Cette étude qui a mesuré la fonction pulmonaire de plus de 5.000 participants pendant plus de 20 ans montre qu’une consommation occasionnelle et sans excès de cannabis n'est pas associée à des effets néfastes sur la fonction pulmonaire. Ces conclusions, publiées dans l'édition du 11 janvier du JAMA, sécurisent sur l’usage thérapeutique du cannabis et « déculpabilisent » sur l’aspect pulmonaire sur un usage récréatif raisonnable. L’étude suggère en revanche un risque de détérioration des poumons en cas d’usage intensif et donc excessif.
L'exposition à la fumée de tabac provoque des dommages aux poumons, avec des conséquences cliniques qui incluent des symptômes respiratoires, la maladie pulmonaire obstructive chronique et le cancer du poumon. « La fumée de cannabis contient beaucoup des mêmes composés que la fumée de tabac, mais il restait difficile de savoir si le cannabis cause les mêmes dommages pulmonaires que le tabac. Et en particulier dans son usage médical. » Le Pr. Mark J. Pletcher de l'Université de Californie et ses collègues ont examiné les associations entre le cannabis (exposition actuelle et durée d'exposition) et la fonction pulmonaire à partir des données de l'étude de cohorte CARDIA (Coronary Artery Risk Development in Young Adults), une étude de collecte répétée des mesures de la fonction pulmonaire et du tabagisme, menée sur plus de 20 ans auprès de 5.115 hommes et femmes américains. L'exposition à vie au cannabis a été exprimée en « joint-année », une joint-année d'exposition représentant l'équivalent de 365 joints. La fonction pulmonaire a été évaluée par la mesure du volume expiratoire forcé dans la première seconde d'expiration (FEV1) et la Capacité Vitale Forcée (CVF), la baisse de ces mesures correspondant à des fonctions pulmonaires dégradées.
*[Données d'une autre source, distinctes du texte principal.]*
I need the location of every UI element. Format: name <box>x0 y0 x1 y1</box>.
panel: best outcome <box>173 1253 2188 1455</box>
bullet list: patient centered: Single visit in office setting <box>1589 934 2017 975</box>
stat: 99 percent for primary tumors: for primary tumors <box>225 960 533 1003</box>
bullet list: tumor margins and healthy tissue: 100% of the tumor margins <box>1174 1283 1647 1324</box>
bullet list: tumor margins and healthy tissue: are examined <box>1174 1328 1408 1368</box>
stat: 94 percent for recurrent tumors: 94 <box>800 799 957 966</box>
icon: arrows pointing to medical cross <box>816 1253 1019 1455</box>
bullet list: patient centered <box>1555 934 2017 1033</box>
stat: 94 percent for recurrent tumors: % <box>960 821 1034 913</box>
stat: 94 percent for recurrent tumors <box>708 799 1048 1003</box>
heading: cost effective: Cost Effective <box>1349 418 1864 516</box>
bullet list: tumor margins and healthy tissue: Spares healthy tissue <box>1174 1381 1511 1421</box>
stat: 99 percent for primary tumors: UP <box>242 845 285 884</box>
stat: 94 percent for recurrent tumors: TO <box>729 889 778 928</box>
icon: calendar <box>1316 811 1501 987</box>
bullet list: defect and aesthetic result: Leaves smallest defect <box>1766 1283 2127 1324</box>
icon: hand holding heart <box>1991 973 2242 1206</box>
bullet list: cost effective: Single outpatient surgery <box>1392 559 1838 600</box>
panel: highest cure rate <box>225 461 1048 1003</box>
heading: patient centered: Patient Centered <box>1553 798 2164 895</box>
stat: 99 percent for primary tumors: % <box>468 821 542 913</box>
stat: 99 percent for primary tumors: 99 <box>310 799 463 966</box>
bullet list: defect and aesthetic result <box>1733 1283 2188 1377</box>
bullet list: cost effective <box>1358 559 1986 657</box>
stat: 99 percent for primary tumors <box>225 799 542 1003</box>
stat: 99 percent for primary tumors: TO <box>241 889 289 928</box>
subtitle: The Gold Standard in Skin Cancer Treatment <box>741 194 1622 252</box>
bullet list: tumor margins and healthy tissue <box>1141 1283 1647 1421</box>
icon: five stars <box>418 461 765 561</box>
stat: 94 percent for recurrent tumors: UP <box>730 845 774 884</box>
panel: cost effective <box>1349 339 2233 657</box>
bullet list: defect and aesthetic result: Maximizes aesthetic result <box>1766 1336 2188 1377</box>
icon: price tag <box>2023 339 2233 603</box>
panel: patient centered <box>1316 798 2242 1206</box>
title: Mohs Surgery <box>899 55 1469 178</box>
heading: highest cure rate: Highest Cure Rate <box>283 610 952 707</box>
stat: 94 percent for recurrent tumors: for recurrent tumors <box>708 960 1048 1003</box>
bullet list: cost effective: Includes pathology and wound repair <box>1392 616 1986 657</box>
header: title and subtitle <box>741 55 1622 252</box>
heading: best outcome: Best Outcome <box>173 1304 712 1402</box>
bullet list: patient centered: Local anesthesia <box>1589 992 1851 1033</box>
Une consommation de cannabis moins élevée que de tabac : 54% des participants (âge moyen au départ de l'étude : 25 ans) ont déclaré fumer actuellement du cannabis, ou des cigarettes de tabac, ou les deux, lors d'une ou de plusieurs évaluations. La consommation moyenne de cigarettes, soit 8-9 par jour est nettement plus élevée que la consommation de cannabis chez les usagers, soit 2 à 3 fois dans les 30 derniers jours. Les auteurs observent que,
· la consommation de tabac est associée à une baisse du FEV1
· la consommation de tabac actuelle à une baisse de la CVF,
· l'usage de cannabis (à la fois actuel et exposition totale) à une augmentation de la CVF,
· la durée d'exposition au cannabis, à une augmentation du FEV1.
Un effet dose-dépendant : A de faibles niveaux d'exposition durant la vie, l'augmentation de la consommation de cannabis est associée à une augmentation des 2 mesures de la fonction pulmonaire, du FEV1 et de la CVF. Quelques repères :
· 7 joint-années d'exposition à vie – c'est-à-dire une consommation à raison d'un joint chaque jour durant 7 ans, les chercheurs font part de l'absence de preuve que l'exposition au cannabis puisse affecter la fonction pulmonaire.
· A plus de 10 joint-années d'exposition à vie, ils constatent une baisse non significative du FEV1,
· A plus de 20 épisodes de consommation de marijuana par mois, ils constatent une baisse significative du FEV1.
Les chercheurs concluent donc que «le cannabis peut avoir des effets bénéfiques sur la réduction de la douleur, l'appétit, l'humeur et la gestion d'autres symptômes chroniques, que l'utilisation occasionnelle de marijuana à ces fins ou à d'autres fins ne peut pas être associée à des conséquences néfastes sur la fonction pulmonaire. Il est plus difficile d'estimer les effets d'un usage régulier et abusif en raison de la difficulté à réunir des participants obéissant à ce type de comportement. Cependant, cette étude suggère un déclin accéléré de la fonction pulmonaire avec une utilisation intensive.